Russian electronic warfare challenges US Precision-Guided weapons in Ukraine

 07. 05. 2024      Category: Air force

In the ongoing conflict between Ukraine and Russia, the battleground has expanded beyond physical warfare into the realm of electronic combat. Recent reports reveal a concerning trend: precision-guided munitions provided by the United States to Ukraine are falling victim to sophisticated Russian electronic warfare tactics.

Picture: Part of ground launched small diameter bomb in Ukraine | Shutterstock

The most recent casualty in this electronic arms race is the Ground-Launched Small Diameter Bomb (GLSDB), a cutting-edge weapon designed to bolster Ukraine's firepower against Russian forces. However, during recent operations, the GLSDB failed to hit its targets, with Russian electromagnetic interference cited as a significant factor in its malfunction.

Bill LaPlante, the Pentagon's acquisition chief, highlighted the impact of Russian electronic warfare on the effectiveness of US-provided weapons during a discussion at the think tank CSIS. LaPlante suggested that repeated failures could lead to a loss of interest and trust in these weapons by Ukrainian forces, emphasizing the critical nature of ensuring their reliability in combat situations.

The GLSDB, boasting an impressive range of 90 miles, was hailed as a game-changer for Ukrainian forces. However, its reliance on GPS for navigation proved to be a vulnerability in the face of Russian electronic interference. This mirrors previous instances where GPS-guided weapons, including the Excalibur round and Joint Direct Attack Munitions (JDAMs), suffered decreased effectiveness due to Russian electronic warfare tactics.

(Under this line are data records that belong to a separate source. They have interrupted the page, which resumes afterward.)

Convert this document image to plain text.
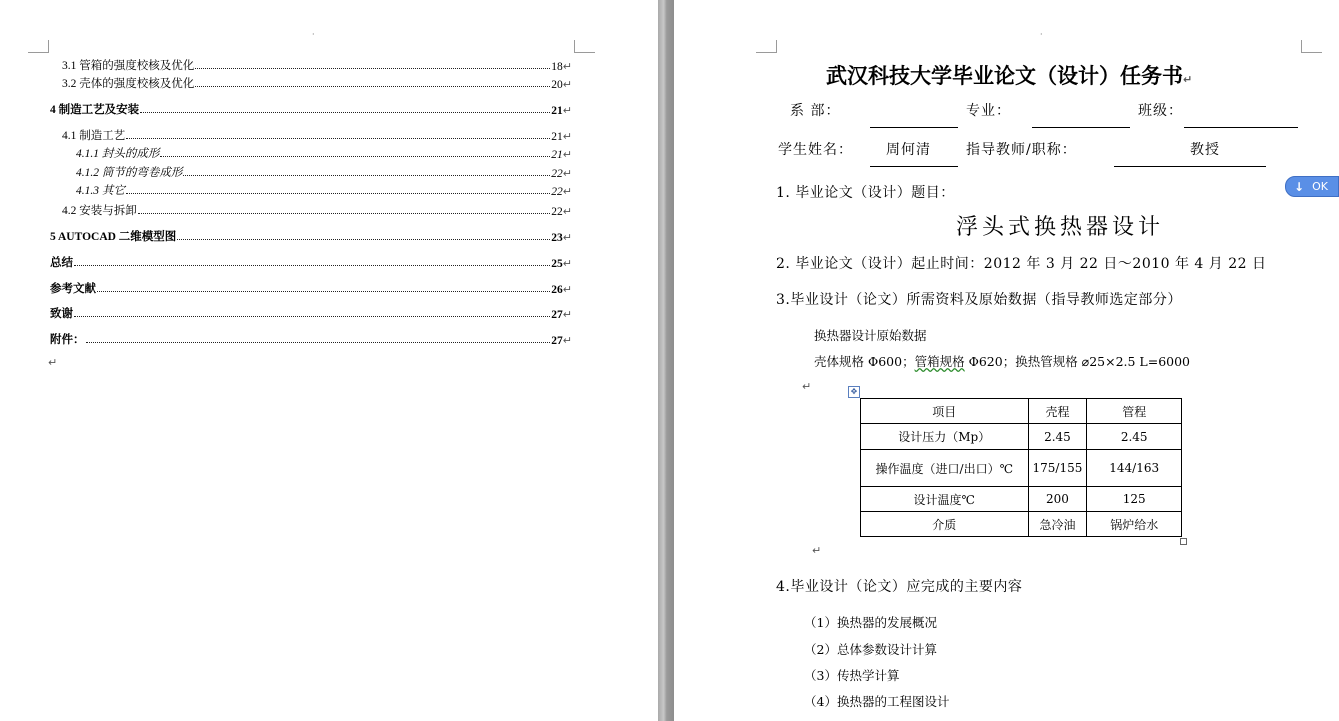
·
3.1 管箱的强度校核及优化	18 ↵
3.2 壳体的强度校核及优化	20 ↵
4 制造工艺及安装	21 ↵
4.1 制造工艺	21 ↵
4.1.1 封头的成形	21 ↵
4.1.2 筒节的弯卷成形	22 ↵
4.1.3 其它	22 ↵
4.2 安装与拆卸	22 ↵
5 AUTOCAD 二维模型图	23 ↵
总结	25 ↵
参考文献	26 ↵
致谢	27 ↵
附件：	27 ↵
↵
·
武汉科技大学毕业论文（设计）任务书↵
系 部：	专业：	班级：
学生姓名： 周何清	指导教师/职称：	教授
1. 毕业论文（设计）题目：
浮头式换热器设计
2. 毕业论文（设计）起止时间：2012 年 3 月 22 日～2010 年 4 月 22 日
3.毕业设计（论文）所需资料及原始数据（指导教师选定部分）
换热器设计原始数据
壳体规格 Φ600；管箱规格 Φ620；换热管规格 ⌀25×2.5 L=6000
↵	✥
项目	壳程	管程
设计压力（Mp）	2.45	2.45
操作温度（进口/出口）℃	175/155	144/163
设计温度℃	200	125
介质	急冷油	锅炉给水
↵
4.毕业设计（论文）应完成的主要内容
（1）换热器的发展概况
（2）总体参数设计计算
（3）传热学计算
（4）换热器的工程图设计
↓ OK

One of the primary methods employed by Russia is the use of GPS spoofers, which manipulate GPS signals to deceive navigation systems. These spoofers, once considered advanced technology, have become more accessible and affordable, posing a significant challenge to costly precision-guided munitions.

Despite the setbacks, there are potential avenues for addressing this issue. Bryan Clark, a senior fellow at the Hudson Institute, suggests exploring alternative munitions less susceptible to GPS spoofing, such as the Harpoon missile. Additionally, the use of F-16s for launching weapons could provide a more secure means of navigation, as these aircraft can transmit navigational data directly to munitions.

Furthermore, Ukraine has the capability to counter Russian electronic warfare through its own electronic warfare systems, including jamming technology targeted at disrupting Russian guidance systems. However, the indiscriminate nature of Russian attacks, often targeting civilian populations, complicates the effectiveness of such countermeasures.

As the conflict evolves, the need for innovative solutions to mitigate the impact of Russian electronic warfare on precision-guided munitions becomes increasingly urgent. Collaboration between the United States and Ukraine to develop and deploy resilient weapons systems is essential to maintain the effectiveness of Ukrainian forces on the battlefield and deter further aggression from Russia.